Impressions of My Favorite Books
In this reflective essay, Ryunosuke Akutagawa traces how his reading tastes changed over time: from Chinese classics he loved in childhood, to ornate European fiction, then to powerful modern writers, and finally to works marked by a quieter, deeper strength.
As a child, my favorite book above all was Journey to the West. Even now it remains one of my favorites. I do not think the West has a single allegorical tale that can match it. Even Bunyan's famous Pilgrim's Progress is no rival to Journey to the West.
Another of my favorites was Water Margin, and I still read it to this day. At one point I had all the names of its 108 heroes memorized. Even then, I found books like Water Margin and Journey to the West far more interesting than Oshikawa Shunrō's adventure novels and the like.
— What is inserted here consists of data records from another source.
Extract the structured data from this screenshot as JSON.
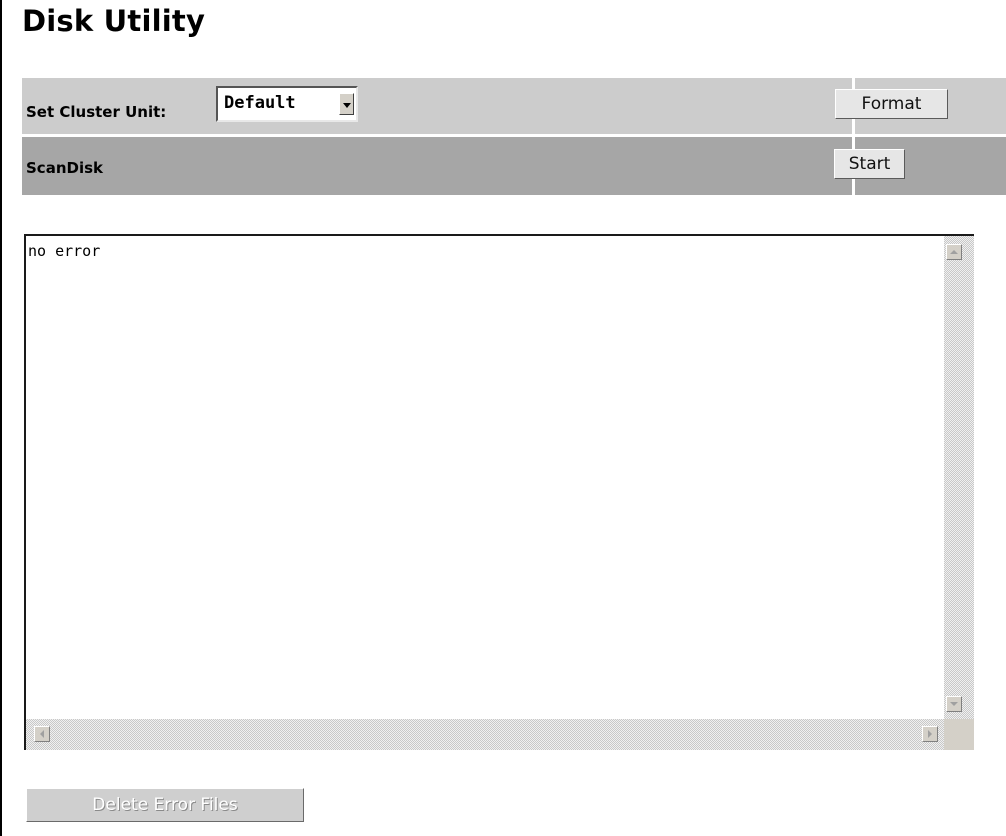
{
  "page": {
    "title": "Disk Utility"
  },
  "cluster": {
    "label": "Set Cluster Unit:",
    "selected": "Default",
    "format_button": "Format"
  },
  "scandisk": {
    "label": "ScanDisk",
    "start_button": "Start"
  },
  "log": {
    "text": "no error"
  },
  "actions": {
    "delete_button": "Delete Error Files",
    "delete_enabled": false
  },
  "colors": {
    "row1_bg": "#cccccc",
    "row2_bg": "#a6a6a6"
  },
  "icons": [
    "dropdown-arrow-icon",
    "scroll-up-icon",
    "scroll-down-icon",
    "scroll-left-icon",
    "scroll-right-icon"
  ]
}
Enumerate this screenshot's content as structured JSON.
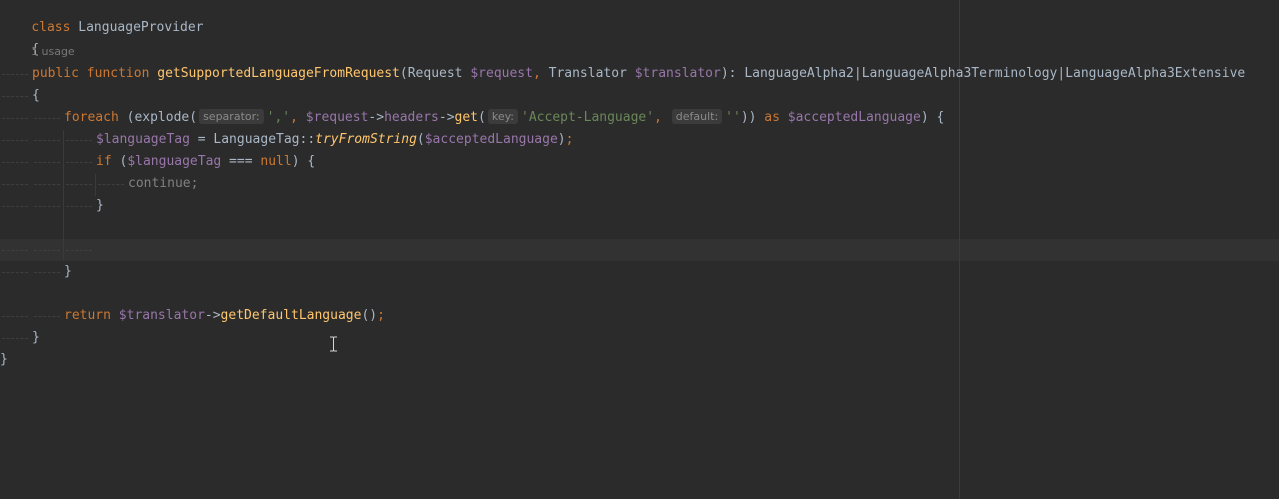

Before entering middle school, I was devoted to Tokutomi Roka's Nature and Life, Chogyū's Thoughts on the Heike, and Kojima Usui's On Japanese Landscape. At the same time, I read and reread Natsume's I Am a Cat, Kyōka's Furyūsen, and Ryokuu's Arare-zake. So I can hardly laugh at others: I too had a phase like the one described in the Bungei Club's Young Men of Letters register—my "Tolstoy, Tsubouchi, and Ōmachi Keigetsu" period.
After graduating from middle school I read all kinds of books, though none in particular that I could call a constant favorite. In general, I liked dazzling novels by writers such as Wilde and Gautier. That probably came from my temperament, but it was also surely a reaction against my weariness with Japanese naturalist fiction. Yet around the time I graduated from higher school, for some reason there was a major turn in my tastes and way of seeing things, and I came to dislike those writers I had mentioned—Wilde and Gautier—quite intensely. It was around then that I became devoted to Strindberg. In that state of mind, any art that lacked a Michelangelo-like force felt like rubble to me. I think this was influenced by books I was reading then, such as Jean-Christophe.
That feeling continued even after I graduated from university, but little by little my worship of blazing force faded. Since about a year ago, I have been most drawn to books with a quiet strength. By "quiet," however, I do not mean merely calm: if there is no force, I have little interest. In this respect, novels by Stendhal and Mérimée, and in Japanese literature Saikaku, are books that are both enjoyable and instructive to me now.
As an aside, I recently took out Jean-Christophe and tried reading it again, but it did not move me as it once had. I wondered whether books from that period had simply gone stale for me; but when I opened Anna Karenina and read a few chapters, it felt as precious as it did in the old days.